Wasm Now Talks Directly to Apple GPU, 5x Faster AI Restores

Agam Brahma has demonstrated that WebAssembly modules running on Apple Silicon can share memory directly with the GPU, no copies required. The proof of concept works end to end: a Wasm module fills a matrix, the GPU computes on it in place, and the results appear back in the module's linear memory through the same pointer. Tested with Llama 3.2 1B inference on an M1 MacBook Pro, the Wasm-to-GPU dispatch overhead measured as negligible. Brahma is building a project called Driftwood that uses this approach for stateful AI inference actors. Three components make this work. mmap provides page-aligned memory on ARM64 macOS. Metal's bytesNoCopy API wraps that existing pointer as a GPU buffer without copying.
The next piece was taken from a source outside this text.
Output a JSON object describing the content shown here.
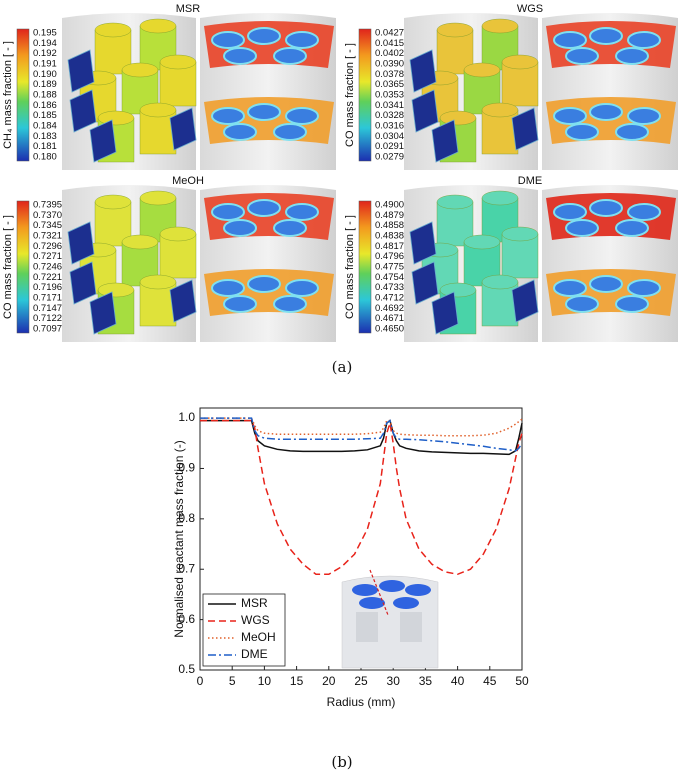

Wasmtime's MemoryCreator trait lets you control how linear memory is allocated. Chain them and both the Wasm runtime and the GPU operate on identical physical bytes. Brahma verified pointer identity and confirmed zero hidden copies: RSS delta for a 16MB region measured 0.03MB on the zero-copy path versus 16.78MB for the explicit copy path. The real benefit: KV cache serialization for transformer inference. Because the cache lives in controlled, GPU-accessible memory, Brahma can dump it to safetensors format and restore it later. Restoring a 24-token cache took 1.4ms compared to 67.7ms for re-prefilling from scratch, a 5.45x speedup that scales with context length. At 4,096 tokens, restore would be roughly 100x faster than recomputation. Brahma is building a project called Driftwood that uses this approach for stateful AI inference actors. The zero-copy path only works because Apple Silicon shares physical memory between CPU and GPU. On discrete GPU systems with PCIe buses, you're still stuck copying.